Diagnosi delle cause della stipsi mediante la kinesiologia

La stipsi è una condizione che affligge milioni di persone in tutto il mondo. Si contraddistingue per evacuazioni infrequenti, feci dure o difficoltà nel transito delle feci con sensazione di incompleto svuotamento intestinale. Le cause scatenanti spaziano da problemi alimentari e stili di vita sedentari a squilibri emozionali e disfunzioni a carico di organi specifici. Una tecnica che sta acquisendo notorietà nella diagnosi delle cause sottostanti la stipsi è la kinesiologia, una pratica olistica fondata sulla relazione tra l’organismo e il suo sistema muscolare.

Come si applica la kinesiologia per diagnosticare le cause della stipsi?

Il processo diagnostico che accompagna la kinesiologia in caso di stipsi si articola in diverse fasi. Le tecniche più ricorrenti utilizzate dai kinesiologi per identificare la causa del problema sono le seguenti:

1. Test muscolare

   Il kinesiologo inizia applicando uno stimolo lieve, solitamente esercitando una pressione su un muscolo del braccio o della gamba del paziente, mentre formula una serie di domande o esegue test correlati alla funzione intestinale. I muscoli che rispondono “debolmente” a determinati stimoli segnalano che esiste uno squilibrio o una disfunzione nel sistema che potrebbe essere a carico dell’intestino.

Il test muscolare opera come una sorta di “circuito chiuso” che consente al kinesiologo di comprendere meglio come l’organismo sta fronteggiando il problema. In caso di stipsi, si possono individuare squilibri che incidono sulla digestione, come problematiche strutturali del sistema muscolare che racchiude l’intestino o alterazioni della motilità intestinale.

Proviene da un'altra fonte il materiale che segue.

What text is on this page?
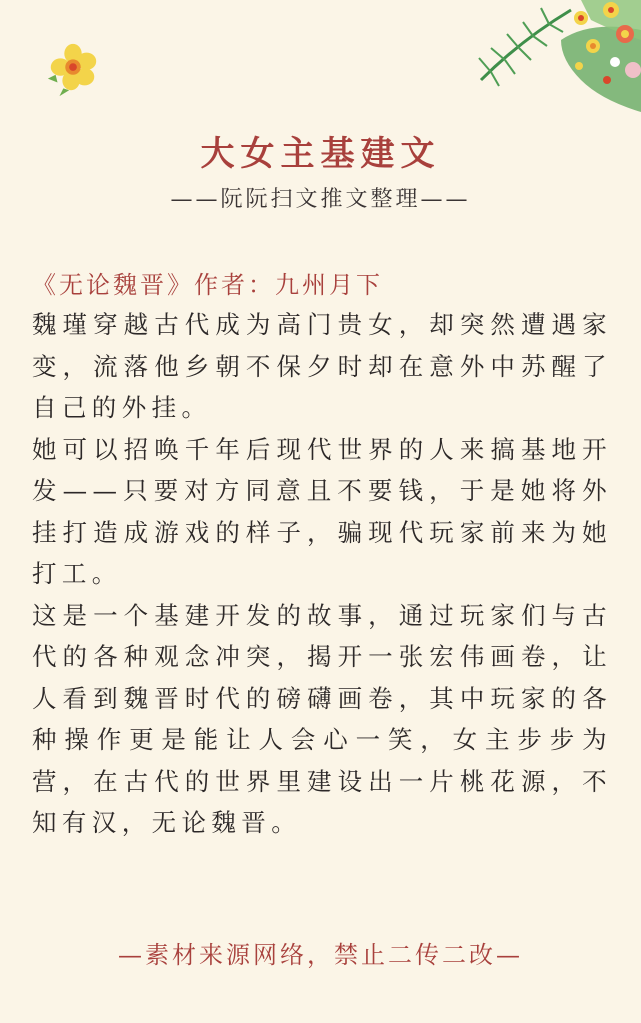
大女主基建文
——阮阮扫文推文整理——
《无论魏晋》作者：九州月下

魏瑾穿越古代成为高门贵女，却突然遭遇家变，流落他乡朝不保夕时却在意外中苏醒了自己的外挂。

她可以招唤千年后现代世界的人来搞基地开发——只要对方同意且不要钱，于是她将外挂打造成游戏的样子，骗现代玩家前来为她打工。

这是一个基建开发的故事，通过玩家们与古代的各种观念冲突，揭开一张宏伟画卷，让人看到魏晋时代的磅礴画卷，其中玩家的各种操作更是能让人会心一笑，女主步步为营，在古代的世界里建设出一片桃花源，不知有汉，无论魏晋。

—素材来源网络，禁止二传二改—
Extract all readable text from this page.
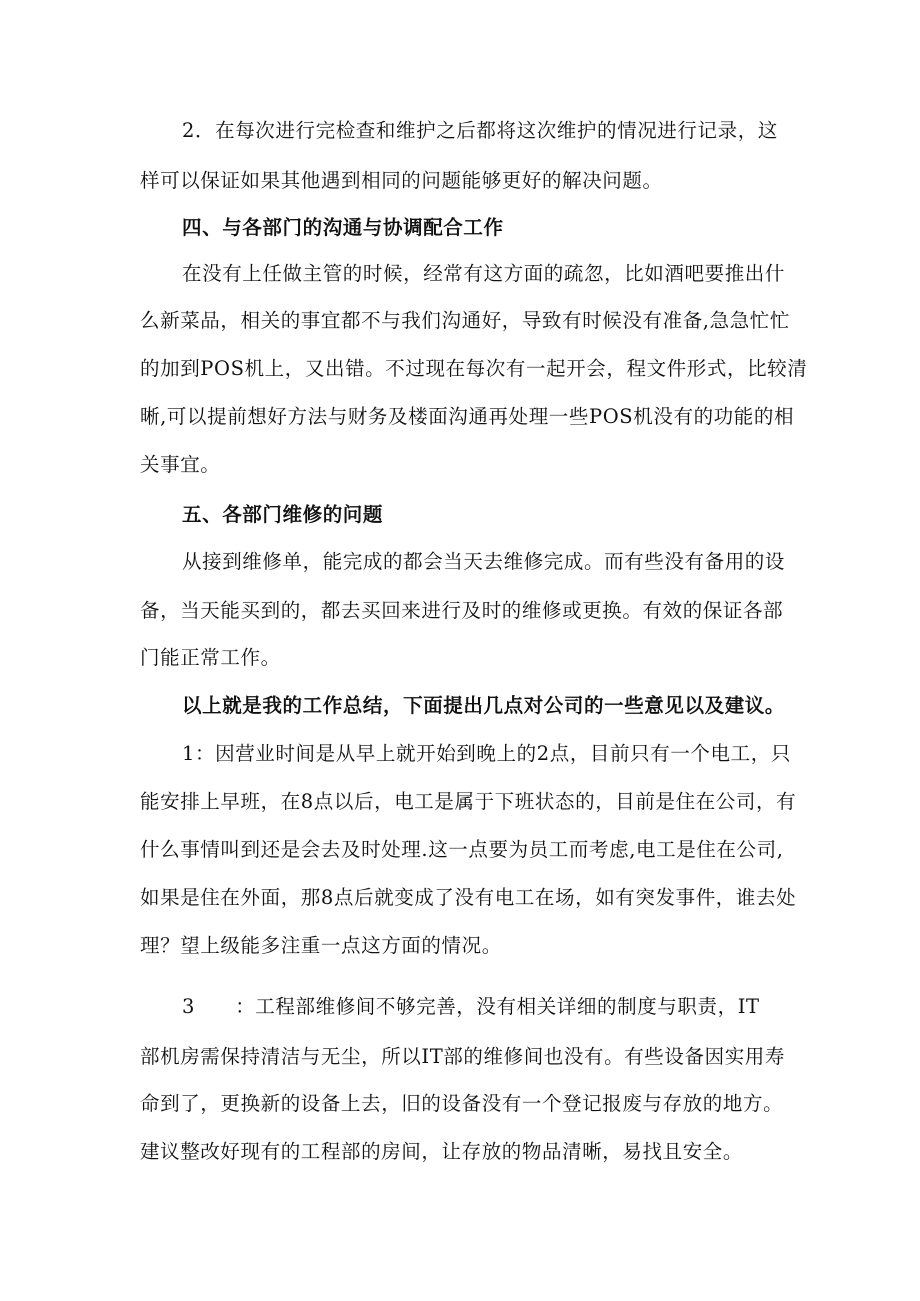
2．在每次进行完检查和维护之后都将这次维护的情况进行记录，这
样可以保证如果其他遇到相同的问题能够更好的解决问题。
四、与各部门的沟通与协调配合工作
在没有上任做主管的时候，经常有这方面的疏忽，比如酒吧要推出什
么新菜品，相关的事宜都不与我们沟通好，导致有时候没有准备,急急忙忙
的加到POS机上，又出错。不过现在每次有一起开会，程文件形式，比较清
晰,可以提前想好方法与财务及楼面沟通再处理一些POS机没有的功能的相
关事宜。
五、各部门维修的问题
从接到维修单，能完成的都会当天去维修完成。而有些没有备用的设
备，当天能买到的，都去买回来进行及时的维修或更换。有效的保证各部
门能正常工作。
以上就是我的工作总结，下面提出几点对公司的一些意见以及建议。
1：因营业时间是从早上就开始到晚上的2点，目前只有一个电工，只
能安排上早班，在8点以后，电工是属于下班状态的，目前是住在公司，有
什么事情叫到还是会去及时处理.这一点要为员工而考虑,电工是住在公司,
如果是住在外面，那8点后就变成了没有电工在场，如有突发事件，谁去处
理？望上级能多注重一点这方面的情况。
3　　：工程部维修间不够完善，没有相关详细的制度与职责，IT
部机房需保持清洁与无尘，所以IT部的维修间也没有。有些设备因实用寿
命到了，更换新的设备上去，旧的设备没有一个登记报废与存放的地方。
建议整改好现有的工程部的房间，让存放的物品清晰，易找且安全。
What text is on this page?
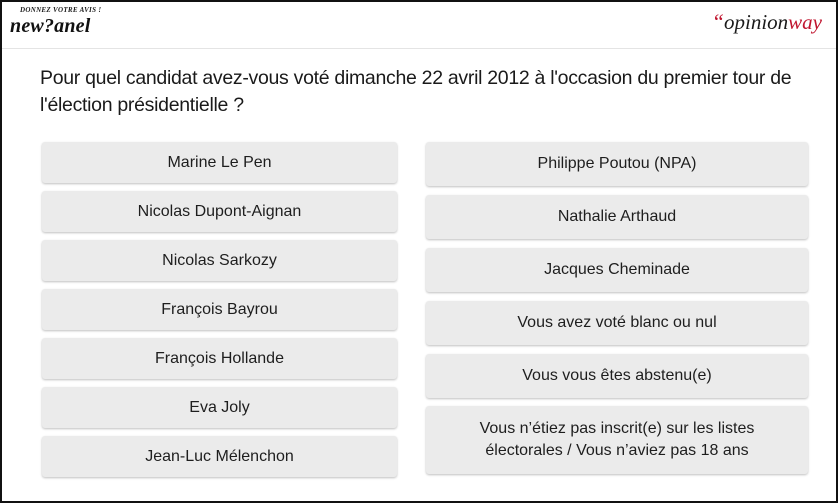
DONNEZ VOTRE AVIS !
new?anel	“opinionway
Pour quel candidat avez-vous voté dimanche 22 avril 2012 à l'occasion du premier tour de l'élection présidentielle ?
Marine Le Pen
Nicolas Dupont-Aignan
Nicolas Sarkozy
François Bayrou
François Hollande
Eva Joly
Jean-Luc Mélenchon
Philippe Poutou (NPA)
Nathalie Arthaud
Jacques Cheminade
Vous avez voté blanc ou nul
Vous vous êtes abstenu(e)
Vous n’étiez pas inscrit(e) sur les listes électorales / Vous n’aviez pas 18 ans
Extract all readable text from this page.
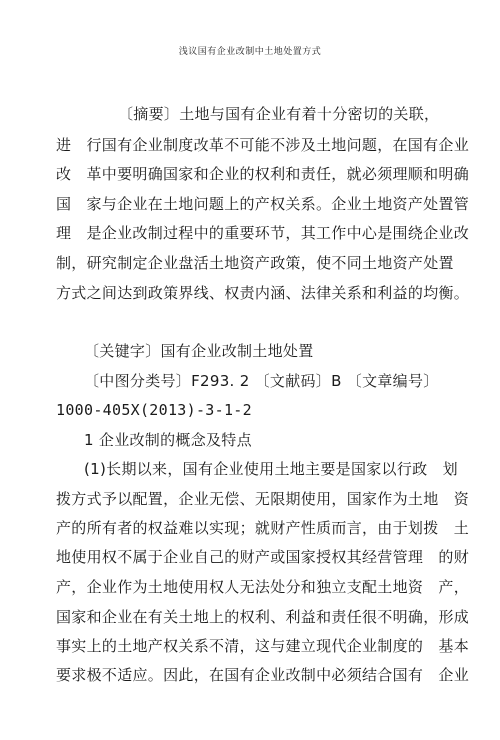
浅议国有企业改制中土地处置方式
〔摘要〕土地与国有企业有着十分密切的关联，
进   行国有企业制度改革不可能不涉及土地问题，在国有企业
改   革中要明确国家和企业的权利和责任，就必须理顺和明确
国   家与企业在土地问题上的产权关系。企业土地资产处置管
理   是企业改制过程中的重要环节，其工作中心是围绕企业改
制，研究制定企业盘活土地资产政策，使不同土地资产处置
方式之间达到政策界线、权责内涵、法律关系和利益的均衡。
〔关键字〕国有企业改制土地处置
〔中图分类号〕F293. 2 〔文献码〕B 〔文章编号〕
1000-405X(2013)-3-1-2
1 企业改制的概念及特点
(1)长期以来，国有企业使用土地主要是国家以行政   划
拨方式予以配置，企业无偿、无限期使用，国家作为土地   资
产的所有者的权益难以实现；就财产性质而言，由于划拨   土
地使用权不属于企业自己的财产或国家授权其经营管理   的财
产，企业作为土地使用权人无法处分和独立支配土地资   产，
国家和企业在有关土地上的权利、利益和责任很不明确，形成
事实上的土地产权关系不清，这与建立现代企业制度的   基本
要求极不适应。因此，在国有企业改制中必须结合国有   企业
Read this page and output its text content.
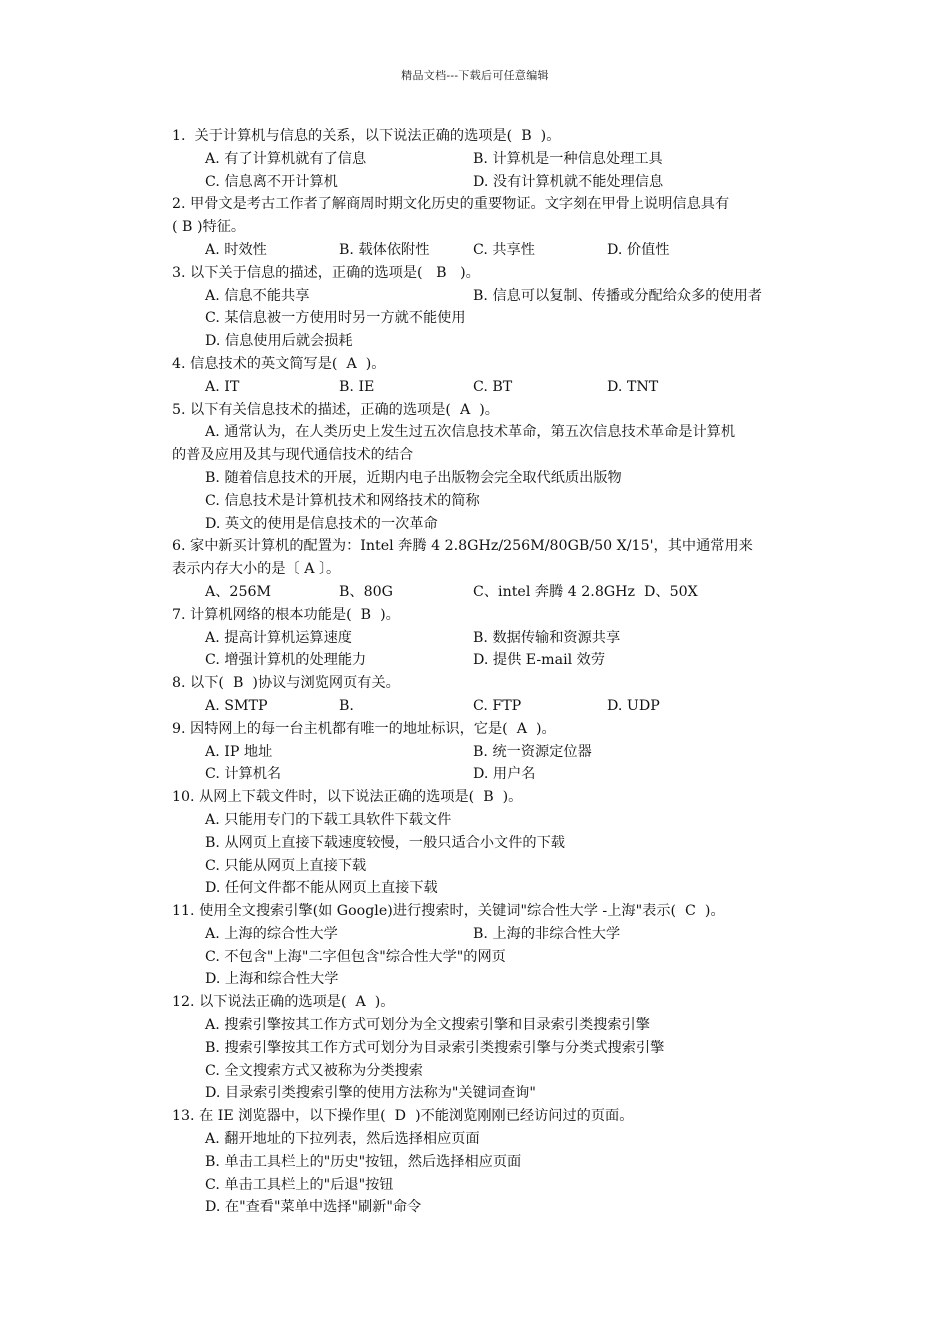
精品文档---下载后可任意编辑
1.  关于计算机与信息的关系，以下说法正确的选项是(  B  )。
A. 有了计算机就有了信息	B. 计算机是一种信息处理工具
C. 信息离不开计算机	D. 没有计算机就不能处理信息
2. 甲骨文是考古工作者了解商周时期文化历史的重要物证。文字刻在甲骨上说明信息具有
( B )特征。
A. 时效性	B. 载体依附性	C. 共享性	D. 价值性
3. 以下关于信息的描述，正确的选项是(   B   )。
A. 信息不能共享	B. 信息可以复制、传播或分配给众多的使用者
C. 某信息被一方使用时另一方就不能使用
D. 信息使用后就会损耗
4. 信息技术的英文简写是(  A  )。
A. IT	B. IE	C. BT	D. TNT
5. 以下有关信息技术的描述，正确的选项是(  A  )。
A. 通常认为，在人类历史上发生过五次信息技术革命，第五次信息技术革命是计算机
的普及应用及其与现代通信技术的结合
B. 随着信息技术的开展，近期内电子出版物会完全取代纸质出版物
C. 信息技术是计算机技术和网络技术的简称
D. 英文的使用是信息技术的一次革命
6. 家中新买计算机的配置为：Intel 奔腾 4 2.8GHz/256M/80GB/50 X/15'，其中通常用来
表示内存大小的是〔 A 〕。
A、256M	B、80G	C、intel 奔腾 4 2.8GHz  D、50X
7. 计算机网络的根本功能是(  B  )。
A. 提高计算机运算速度	B. 数据传输和资源共享
C. 增强计算机的处理能力	D. 提供 E-mail 效劳
8. 以下(  B  )协议与浏览网页有关。
A. SMTP	B.	C. FTP	D. UDP
9. 因特网上的每一台主机都有唯一的地址标识，它是(  A  )。
A. IP 地址	B. 统一资源定位器
C. 计算机名	D. 用户名
10. 从网上下载文件时，以下说法正确的选项是(  B  )。
A. 只能用专门的下载工具软件下载文件
B. 从网页上直接下载速度较慢，一般只适合小文件的下载
C. 只能从网页上直接下载
D. 任何文件都不能从网页上直接下载
11. 使用全文搜索引擎(如 Google)进行搜索时，关键词"综合性大学 -上海"表示(  C  )。
A. 上海的综合性大学	B. 上海的非综合性大学
C. 不包含"上海"二字但包含"综合性大学"的网页
D. 上海和综合性大学
12. 以下说法正确的选项是(  A  )。
A. 搜索引擎按其工作方式可划分为全文搜索引擎和目录索引类搜索引擎
B. 搜索引擎按其工作方式可划分为目录索引类搜索引擎与分类式搜索引擎
C. 全文搜索方式又被称为分类搜索
D. 目录索引类搜索引擎的使用方法称为"关键词查询"
13. 在 IE 浏览器中，以下操作里(  D  )不能浏览刚刚已经访问过的页面。
A. 翻开地址的下拉列表，然后选择相应页面
B. 单击工具栏上的"历史"按钮，然后选择相应页面
C. 单击工具栏上的"后退"按钮
D. 在"查看"菜单中选择"刷新"命令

2. Valutazione degli organi e dei meridiani energetici

In kinesiologia, gli organi dell’organismo sono connessi a determinati gruppi muscolari e meridiani energetici. Se un organo è disfunzionale o sotto stress, il muscolo corrispondente può debilitarsi durante il test muscolare. Ad esempio, l’intestino crasso, che è la chiave nel processo di evacuazione, è in relazione con diversi meridiani energetici, come il meridiano del colon.

Il kinesiologo può avvalersi di specifici punti meridiani per valutare se sussistono blocchi energetici che incidono sulla funzione digestiva. Così, ad esempio, se si rileva un disequilibrio nel meridiano dell’intestino crasso, ciò potrebbe suggerire che l’organismo sta incamerando tossine o che si verifica uno squilibrio biochimico che pregiudica la regolare motilità intestinale.

3. Identificazione delle intolleranze alimentari e delle carenze nutrizionali

Sovente la stipsi cronica è riconducibile a intolleranze alimentari che non sono state diagnosticate, come la sensibilità al glutine, ai latticini o a determinati alimenti trasformati. Durante la seduta, il kinesiologo può depositare sul corpo del paziente campioni di cibo o integratori e testare la risposta muscolare. Se l’organismo reagisce con una risposta muscolare “debole” a determinati alimenti, può essere indizio del fatto che tali alimenti favoriscano la stipsi.

Peraltro, la kinesiologia può contribuire a identificare le carenze di nutrienti, come la carenza di magnesio o di fibre, che sono essenziali al mantenimento di una digestione corretta.

4. Valutazione emozionale

Le emozioni esercitano un ruolo importante anche nel processo digestivo. Lo stress, l’ansia e le emozioni irrisolte possono pregiudicare il sistema nervoso autonomo, responsabile della regolazione della digestione. In taluni casi, la stipsi possiede una radice emotiva e la kinesiologia può contribuire a identificare le emozioni specifiche che concorrono al problema.

Mediante il test muscolare, il kinesiologo può valutare se alcuni fattori emotivi stanno interferendo con l’apparato digerente. Ciò può riguardare esperienze passate, blocchi emozionali o anche schemi di pensiero negativi che influenzano la risposta dell’organismo allo stress.

5. Rilevamento dei dismorfismi

Talvolta la stipsi può essere relazionata con dismorfismi dell’organismo, come il disallineamento della colonna vertebrale, la tensione muscolare a livello addominale o pelvico, o disfunzioni dei muscoli che regolano lo sfintere anale. La kinesiologia è in grado di rilevare questi squilibri valutando la forza e la coordinazione dei muscoli associati alla postura e alla motilità intestinale.

In determinati casi, la correzione di questi disequilibri mediante terapie manuali o esercizi può essere una soluzione adeguata volta a migliorare la motilità intestinale e contenere gli episodi di stipsi.